During the preview, Azure SQL Managed Instance is available in a single General Purpose service tier, which allows you to choose between 8, 16, and 24 vCPUs with up to 8 TB of Premium storage, providing up to 7500 IOPS. While you do not have direct access to the underlying database files (which affects your ability to reference physical file system paths when operating within the managed instance), you can customize their number for each database. A single Azure SQL Managed Instance can contain multiple databases of up to 4 TB in size (the aggregate size of databases cannot exceed the 8 TB instance size limit).

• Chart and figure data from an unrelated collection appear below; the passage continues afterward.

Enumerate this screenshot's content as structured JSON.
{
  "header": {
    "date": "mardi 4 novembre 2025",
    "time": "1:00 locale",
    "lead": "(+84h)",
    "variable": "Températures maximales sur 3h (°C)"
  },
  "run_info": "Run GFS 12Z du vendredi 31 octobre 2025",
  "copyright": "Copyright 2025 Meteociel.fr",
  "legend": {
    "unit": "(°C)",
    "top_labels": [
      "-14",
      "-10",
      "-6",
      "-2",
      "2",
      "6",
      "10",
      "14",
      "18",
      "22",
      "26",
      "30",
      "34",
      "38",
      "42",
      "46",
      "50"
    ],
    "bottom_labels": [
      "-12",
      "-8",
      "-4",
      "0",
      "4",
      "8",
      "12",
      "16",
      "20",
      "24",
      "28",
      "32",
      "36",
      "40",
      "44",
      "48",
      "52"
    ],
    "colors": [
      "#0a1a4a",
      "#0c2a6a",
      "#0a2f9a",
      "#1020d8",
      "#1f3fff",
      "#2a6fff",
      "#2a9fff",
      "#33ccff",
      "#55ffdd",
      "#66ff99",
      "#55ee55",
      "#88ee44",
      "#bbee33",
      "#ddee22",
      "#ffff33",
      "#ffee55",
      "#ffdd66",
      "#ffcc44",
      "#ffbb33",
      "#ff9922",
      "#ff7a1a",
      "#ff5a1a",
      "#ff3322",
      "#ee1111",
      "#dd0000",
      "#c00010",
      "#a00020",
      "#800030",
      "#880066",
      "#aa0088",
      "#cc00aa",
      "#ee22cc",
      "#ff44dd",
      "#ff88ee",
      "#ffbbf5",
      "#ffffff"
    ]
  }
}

Azure SQL Managed Instance supports the security and auditing features available in both SQL Server and Azure SQL Database, including Always Encrypted, Dynamic Data Masking, and row-level security (for more information regarding these features, refer to our earlier articles). In addition, you can take advantage of the Managed Instance Threat Detection available from Azure Security Center. To authenticate, you can use either SQL Authentication or Azure Active Directory-based authentication. This makes it possible to authenticate to an Azure SQL Managed Instance using on-premises Active Directory (AD) credentials, as long as the AD domain and an Azure AD tenant are integrated. Given the increased compatibility between Azure SQL Managed Instance and SQL Server, you might be able to perform database migration through backup and restore. Alternatively, you have the option of carrying out the migration by using Azure Database Migration Service (for more information regarding this process, refer to the Microsoft Docs).
In our upcoming articles, we will step through the provisioning of an Azure SQL Managed Instance and will explore its capabilities in more detail.